Intel Haswell-EP Xeon E5-2695 v3
By   |  August 24, 2015

The new Xeon v3 generation has technical strengths and has an overall good to excellent performance…but will it appeal strongly enough to Xeon v2 users ? Read on…

The release of new Xeon is usually of high appeal to end-users, starting with the HPC community always on the lookout for a better performance / energy efficiency. After the E3 family, this is the E5 upgrade to version 3, the v3 referring to the Haswell-EP architecture whereas v2 meant Ivy Bridge.
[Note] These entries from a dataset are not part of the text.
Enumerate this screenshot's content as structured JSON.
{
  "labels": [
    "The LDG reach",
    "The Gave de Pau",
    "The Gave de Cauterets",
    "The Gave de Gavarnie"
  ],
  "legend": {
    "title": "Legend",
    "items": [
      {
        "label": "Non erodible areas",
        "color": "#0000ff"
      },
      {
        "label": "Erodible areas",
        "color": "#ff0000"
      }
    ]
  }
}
In plain language, “E5 -v3” results in two benefits: more cores and threads. Our test model, the 2695, has 14 cores and can handle 28 threads, instead of respectively 12 and 24 for the previous model, at the same price. Add to this a 2.3 GHz frequency (3.3 GHz in turbo mode), a larger cache of 35 MB and support the for AVX 2.0 extensions, and you get an equation that looks hot on paper.

Like the other E5 CPU models, the 2695 uses the same internal architecture as the Core i7-5960X (high-end desktop PC), which involves changes to the LGA socket 2011-3 and has the advantage of compatibility with the new DDR4 , also a vector of increased performance equivalent TDP (about 120W).
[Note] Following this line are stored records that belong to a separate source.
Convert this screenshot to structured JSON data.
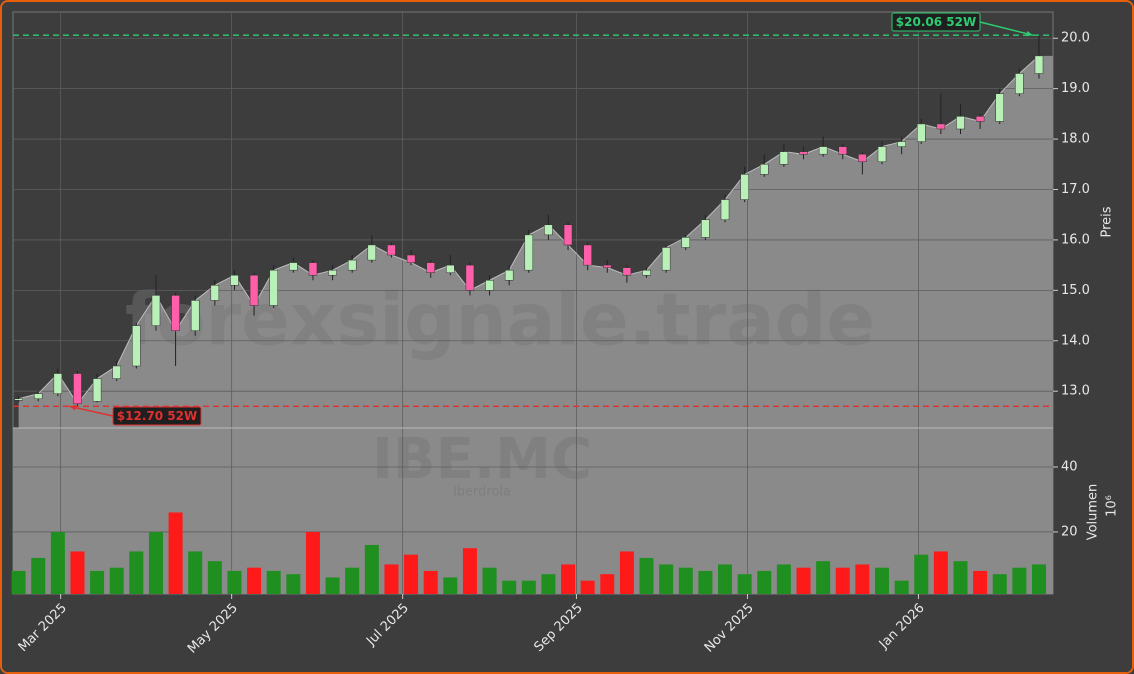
{
  "chart_data": {
    "type": "candlestick",
    "watermark": "forexsignale.trade",
    "symbol": "IBE.MC",
    "company": "Iberdrola",
    "ylabel": "Preis",
    "y2label": "Volumen",
    "y2unit": "10⁶",
    "x": [
      "2025-02-14",
      "2025-02-21",
      "2025-02-28",
      "2025-03-07",
      "2025-03-14",
      "2025-03-21",
      "2025-03-28",
      "2025-04-04",
      "2025-04-11",
      "2025-04-18",
      "2025-04-25",
      "2025-05-02",
      "2025-05-09",
      "2025-05-16",
      "2025-05-23",
      "2025-05-30",
      "2025-06-06",
      "2025-06-13",
      "2025-06-20",
      "2025-06-27",
      "2025-07-04",
      "2025-07-11",
      "2025-07-18",
      "2025-07-25",
      "2025-08-01",
      "2025-08-08",
      "2025-08-15",
      "2025-08-22",
      "2025-08-29",
      "2025-09-05",
      "2025-09-12",
      "2025-09-19",
      "2025-09-26",
      "2025-10-03",
      "2025-10-10",
      "2025-10-17",
      "2025-10-24",
      "2025-10-31",
      "2025-11-07",
      "2025-11-14",
      "2025-11-21",
      "2025-11-28",
      "2025-12-05",
      "2025-12-12",
      "2025-12-19",
      "2025-12-26",
      "2026-01-02",
      "2026-01-09",
      "2026-01-16",
      "2026-01-23",
      "2026-01-30",
      "2026-02-06",
      "2026-02-13"
    ],
    "open": [
      12.82,
      12.85,
      12.95,
      13.35,
      12.8,
      13.25,
      13.5,
      14.3,
      14.9,
      14.2,
      14.8,
      15.1,
      15.3,
      14.7,
      15.4,
      15.55,
      15.3,
      15.4,
      15.6,
      15.9,
      15.7,
      15.55,
      15.35,
      15.5,
      15.0,
      15.2,
      15.4,
      16.1,
      16.3,
      15.9,
      15.5,
      15.45,
      15.3,
      15.4,
      15.85,
      16.05,
      16.4,
      16.8,
      17.3,
      17.5,
      17.75,
      17.7,
      17.85,
      17.7,
      17.55,
      17.85,
      17.95,
      18.3,
      18.2,
      18.45,
      18.35,
      18.9,
      19.3
    ],
    "high": [
      12.9,
      13.0,
      13.45,
      13.4,
      13.35,
      13.6,
      14.35,
      15.3,
      14.95,
      14.9,
      15.2,
      15.4,
      15.35,
      15.5,
      15.65,
      15.6,
      15.5,
      15.7,
      16.1,
      15.95,
      15.8,
      15.6,
      15.7,
      15.55,
      15.3,
      15.5,
      16.2,
      16.5,
      16.35,
      15.95,
      15.6,
      15.5,
      15.45,
      15.9,
      16.1,
      16.5,
      16.9,
      17.45,
      17.7,
      17.9,
      17.85,
      18.05,
      17.9,
      17.75,
      17.95,
      18.05,
      18.4,
      18.9,
      18.7,
      18.5,
      19.0,
      19.4,
      20.06
    ],
    "low": [
      12.78,
      12.8,
      12.9,
      12.7,
      12.78,
      13.2,
      13.45,
      14.2,
      13.5,
      14.1,
      14.7,
      15.0,
      14.5,
      14.65,
      15.35,
      15.2,
      15.2,
      15.35,
      15.55,
      15.65,
      15.5,
      15.25,
      15.3,
      14.9,
      14.9,
      15.1,
      15.35,
      16.0,
      15.8,
      15.4,
      15.35,
      15.15,
      15.25,
      15.35,
      15.8,
      16.0,
      16.35,
      16.75,
      17.25,
      17.45,
      17.6,
      17.65,
      17.6,
      17.3,
      17.5,
      17.7,
      17.9,
      18.1,
      18.1,
      18.2,
      18.3,
      18.85,
      19.2
    ],
    "close": [
      12.85,
      12.95,
      13.35,
      12.75,
      13.25,
      13.5,
      14.3,
      14.9,
      14.2,
      14.8,
      15.1,
      15.3,
      14.7,
      15.4,
      15.55,
      15.3,
      15.4,
      15.6,
      15.9,
      15.7,
      15.55,
      15.35,
      15.5,
      15.0,
      15.2,
      15.4,
      16.1,
      16.3,
      15.9,
      15.5,
      15.45,
      15.3,
      15.4,
      15.85,
      16.05,
      16.4,
      16.8,
      17.3,
      17.5,
      17.75,
      17.7,
      17.85,
      17.7,
      17.55,
      17.85,
      17.95,
      18.3,
      18.2,
      18.45,
      18.35,
      18.9,
      19.3,
      19.65
    ],
    "volume": [
      8,
      12,
      20,
      14,
      8,
      9,
      14,
      20,
      26,
      14,
      11,
      8,
      9,
      8,
      7,
      20,
      6,
      9,
      16,
      10,
      13,
      8,
      6,
      15,
      9,
      5,
      5,
      7,
      10,
      5,
      7,
      14,
      12,
      10,
      9,
      8,
      10,
      7,
      8,
      10,
      9,
      11,
      9,
      10,
      9,
      5,
      13,
      14,
      11,
      8,
      7,
      9,
      10
    ],
    "up_color": "#b8f0b8",
    "down_color": "#ff5fa8",
    "volume_up_color": "#1f8f1f",
    "volume_down_color": "#ff1a1a",
    "area_color": "#8a8a8a",
    "xlim": [
      "2025-02-12",
      "2026-02-18"
    ],
    "xticks": [
      {
        "value": "2025-03-01",
        "label": "Mar 2025"
      },
      {
        "value": "2025-05-01",
        "label": "May 2025"
      },
      {
        "value": "2025-07-01",
        "label": "Jul 2025"
      },
      {
        "value": "2025-09-01",
        "label": "Sep 2025"
      },
      {
        "value": "2025-11-01",
        "label": "Nov 2025"
      },
      {
        "value": "2026-01-01",
        "label": "Jan 2026"
      }
    ],
    "ylim": [
      12.27,
      20.52
    ],
    "yticks": [
      {
        "value": 13,
        "label": "13.0"
      },
      {
        "value": 14,
        "label": "14.0"
      },
      {
        "value": 15,
        "label": "15.0"
      },
      {
        "value": 16,
        "label": "16.0"
      },
      {
        "value": 17,
        "label": "17.0"
      },
      {
        "value": 18,
        "label": "18.0"
      },
      {
        "value": 19,
        "label": "19.0"
      },
      {
        "value": 20,
        "label": "20.0"
      }
    ],
    "y2lim": [
      0.9,
      52
    ],
    "y2ticks": [
      20,
      40
    ],
    "grid": true,
    "high_line": {
      "value": 20.06,
      "label": "$20.06 52W",
      "color": "#2ecc71"
    },
    "low_line": {
      "value": 12.7,
      "label": "$12.70 52W",
      "color": "#e03030"
    }
  }
}
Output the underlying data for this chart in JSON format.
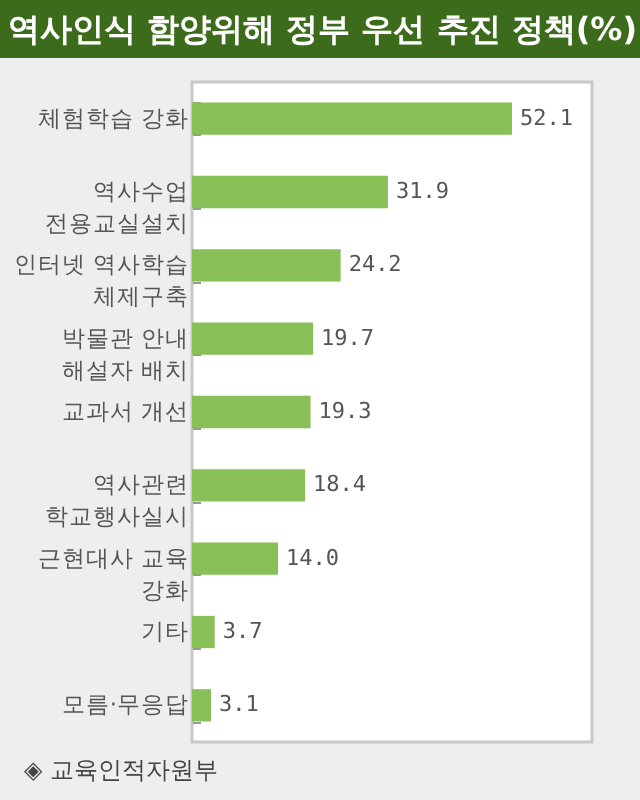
{
  "chart_data": {
    "type": "bar",
    "orientation": "horizontal",
    "title": "역사인식 함양위해 정부 우선 추진 정책(%)",
    "categories": [
      "체험학습 강화",
      "역사수업\n전용교실설치",
      "인터넷 역사학습\n체제구축",
      "박물관 안내\n해설자 배치",
      "교과서 개선",
      "역사관련\n학교행사실시",
      "근현대사 교육\n강화",
      "기타",
      "모름·무응답"
    ],
    "values": [
      52.1,
      31.9,
      24.2,
      19.7,
      19.3,
      18.4,
      14.0,
      3.7,
      3.1
    ],
    "value_labels": [
      "52.1",
      "31.9",
      "24.2",
      "19.7",
      "19.3",
      "18.4",
      "14.0",
      "3.7",
      "3.1"
    ],
    "color": "#88c057",
    "annotations": [
      "◈ 교육인적자원부"
    ]
  }
}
So much for the formal presentations. How does this unit pass the test of fire? To be comparable with other test configurations we ran those first steps with LinuxBench, of which the different modules can test the different aspects of the CPU, including the synthetic performance, performance / latency memory, memory bandwidth and internal parallelization.

Overall, compared to e2697 v2 (with identical TDP), the gains are between 5% and an impressive 22%. The best results are obtained by raw performance, relatively insignificant in actual use, while not surprisingly, the speedups are more limited with regard to the tasks focusing on parallelization. Why? Because the frequency response of the 2695 decreases significantly as more cores are solicited. But nothing abnormal. It is even the reason for the MIC or GPU accelerators. But the conclusion that this finding calls is that it does not need to expect a miracle. The Xeon E5-2695 v3 is an excellent CPU, but if you already have a Xeon E5 V2 equivalent, the upgrade is not always justified.